Когда вернусь в казанские снега…

скачать книгу бесплатно

И снова взлёт…

(Отрывок)

К добру ли, к худу ли, а только увидел он её в самое неподходящее время – на утреннем построении, возле КП, да ещё под команду «равняйсь», когда, на голову возвышаясь в общем строю полка, он отыскивал глазами «грудь четвёртого человека», чтобы порадовать полковое начальство безукоризненной выправкой, а взамен получить приказ на боевой вылет. Она проходила чуть в стороне, по самой кромке лётного поля, мгновенно поразив его хотя и не звонкой, но до удивления мягкой и потому более опасной красотой и уж совсем непривычным для фронтовой обстановки нарядом, состоявшим из лёгкого цветастого платья и туфель на высоких каблуках, о которых на аэродроме за два года не то что лётчики, но и девчата уже давно успели позабыть, какие они есть и как они носятся, эти самые туфли; проходила точно какая-нибудь королева, только что сошедшая на грешную землю со своего королевского трона – рослая и гибкая, слегка откинув голову назад, будто любуясь непорочной синью неба, и Кирилл Левашов, обалдев, прослушал команду и сломал только что спрямлённую зычным голосом начальника штаба полковую линию – один к одному начищенные сапоги, подобранные животы, колесом выгнутые груди однополчан-лётчиков, – что двумя рядами уходила вправо и влево от него, и начальник штаба, аккуратист и чистоплюй, каких мало, каждодневно занимавшийся этим утренним построением с педантизмом неисправимого пехотного служаки (он, говорят, и начал с пехоты), не мог, конечно же, стерпеть такое и выговорил ему с тихой яростью:

– Вам, лейтенант, особую команду подавать?
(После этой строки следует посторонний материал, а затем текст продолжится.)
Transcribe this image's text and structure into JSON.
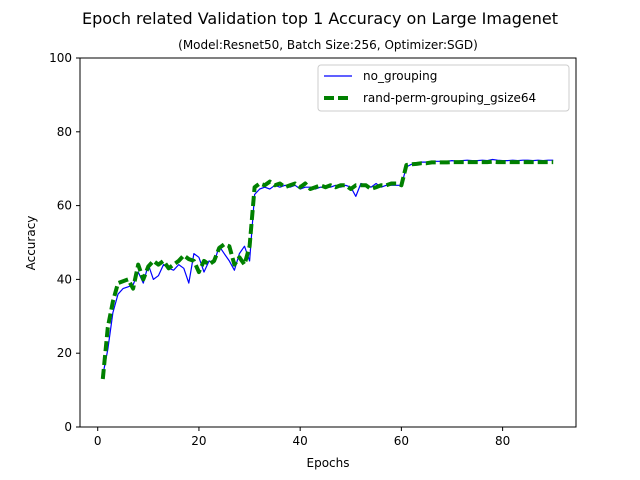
{
  "chart_data": {
    "type": "line",
    "title": "Epoch related Validation top 1 Accuracy on Large Imagenet",
    "subtitle": "(Model:Resnet50, Batch Size:256, Optimizer:SGD)",
    "xlabel": "Epochs",
    "ylabel": "Accuracy",
    "xlim": [
      -3.5,
      94.5
    ],
    "ylim": [
      0,
      100
    ],
    "xticks": [
      0,
      20,
      40,
      60,
      80
    ],
    "yticks": [
      0,
      20,
      40,
      60,
      80,
      100
    ],
    "grid": false,
    "legend_position": "top-right",
    "series": [
      {
        "name": "no_grouping",
        "color": "#0000ff",
        "style": "solid",
        "x": [
          1,
          2,
          3,
          4,
          5,
          6,
          7,
          8,
          9,
          10,
          11,
          12,
          13,
          14,
          15,
          16,
          17,
          18,
          19,
          20,
          21,
          22,
          23,
          24,
          25,
          26,
          27,
          28,
          29,
          30,
          31,
          32,
          33,
          34,
          35,
          36,
          37,
          38,
          39,
          40,
          41,
          42,
          43,
          44,
          45,
          46,
          47,
          48,
          49,
          50,
          51,
          52,
          53,
          54,
          55,
          56,
          57,
          58,
          59,
          60,
          61,
          62,
          63,
          64,
          65,
          66,
          67,
          68,
          69,
          70,
          71,
          72,
          73,
          74,
          75,
          76,
          77,
          78,
          79,
          80,
          81,
          82,
          83,
          84,
          85,
          86,
          87,
          88,
          89,
          90
        ],
        "y": [
          14,
          21,
          31,
          36,
          37.5,
          38,
          38.5,
          42,
          39,
          44,
          40,
          41,
          44,
          43,
          42.5,
          44,
          43,
          39,
          47,
          46,
          42,
          45,
          44.5,
          49,
          47,
          45,
          42.5,
          47,
          49,
          45,
          63,
          64.5,
          65,
          64.5,
          65.5,
          65,
          65.5,
          65,
          65.5,
          64.5,
          65,
          65,
          64.5,
          65,
          65,
          65,
          65.5,
          65,
          65.5,
          65,
          62.5,
          66,
          65.5,
          65,
          66,
          65,
          65.5,
          65.5,
          65.5,
          65.5,
          70.5,
          71.2,
          71.5,
          71.8,
          71.8,
          72,
          72,
          72,
          72,
          72.2,
          72,
          72.2,
          72.3,
          72.2,
          72.2,
          72.3,
          72.2,
          72.5,
          72.3,
          72.2,
          72.2,
          72.3,
          72.2,
          72.3,
          72.3,
          72.2,
          72.3,
          72.2,
          72.3,
          72.3
        ]
      },
      {
        "name": "rand-perm-grouping_gsize64",
        "color": "#008000",
        "style": "dashed",
        "x": [
          1,
          2,
          3,
          4,
          5,
          6,
          7,
          8,
          9,
          10,
          11,
          12,
          13,
          14,
          15,
          16,
          17,
          18,
          19,
          20,
          21,
          22,
          23,
          24,
          25,
          26,
          27,
          28,
          29,
          30,
          31,
          32,
          33,
          34,
          35,
          36,
          37,
          38,
          39,
          40,
          41,
          42,
          43,
          44,
          45,
          46,
          47,
          48,
          49,
          50,
          51,
          52,
          53,
          54,
          55,
          56,
          57,
          58,
          59,
          60,
          61,
          62,
          63,
          64,
          65,
          66,
          67,
          68,
          69,
          70,
          71,
          72,
          73,
          74,
          75,
          76,
          77,
          78,
          79,
          80,
          81,
          82,
          83,
          84,
          85,
          86,
          87,
          88,
          89,
          90
        ],
        "y": [
          13,
          27,
          34,
          39,
          39.5,
          40,
          37.5,
          44,
          40,
          43.5,
          45,
          44,
          45,
          43,
          44,
          45,
          46.5,
          45.5,
          45,
          42,
          45,
          44,
          45,
          48.5,
          49.5,
          49,
          44,
          46,
          44,
          49,
          65,
          66,
          65.5,
          66.5,
          65.5,
          66,
          65,
          65.5,
          66,
          65,
          66,
          64.5,
          65,
          65.5,
          65,
          65.5,
          65,
          65.5,
          65.5,
          64.5,
          65.5,
          65.5,
          65.5,
          64.5,
          65,
          65.5,
          65.5,
          66,
          66,
          65.5,
          71,
          71.2,
          71.3,
          71.5,
          71.5,
          71.7,
          71.7,
          71.7,
          71.7,
          71.8,
          71.8,
          71.8,
          71.8,
          71.8,
          71.8,
          71.8,
          71.8,
          71.9,
          71.8,
          71.8,
          71.8,
          71.8,
          71.8,
          71.8,
          71.8,
          71.8,
          71.8,
          71.8,
          71.8,
          71.8
        ]
      }
    ]
  }
}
Левашов запоздало вскинулся, в избытке виноватости задрал подбородок выше, чем требовалось, и, лихо выкатив глаза на быстро подходившего к строю командира полка, собрался было побольше хватануть в лёгкие воздуху, чтобы не опоздать вместе со всеми ответить на традиционное командирское «здравствуйте, товарищи!» мощным «здраст!», но через мгновение голова его на вздувшейся от тесного воротничка шее опять повернулась как бы против течения в её сторону, причём уже так откровенно, вызывающе, что у начальника штаба на этот раз даже не нашлось слов от возмущения и он только и смог, что, в испуге скосив глаза на командира, – не заметил ли и он такое? – страдальчески, словно у него стрельнуло в пояснице, скривил рот и лишь когда через минуту заново обрёл ровное дыхание, зашёл командиру полка за спину и погрозил оттуда Левашову своим увесистым кулаком – вот, мол, будет тебе ужо на орехи.

Сзади Левашова стоял его штурман Борис Сысоев, известный в полку картёжник и краснобай. Он-то, Сысоев, и не отказал себе в удовольствии тут же расшифровать Левашову значение этого начштабовского жеста, словно для того он мог быть чем-то вроде ребуса. Быстренько привстав на цыпочки, он с наслаждением просвистел Левашову горячим шёпотом в самый затылок:

– Ну, баню он тебе, Кирилл, сегодня устроит. – Потом, уже достав пятками землю, добавил вроде с весёлой завистью: – Но пострадать есть за что: ослепнуть можно, как хороша. Вот бы её в наш экипаж. А?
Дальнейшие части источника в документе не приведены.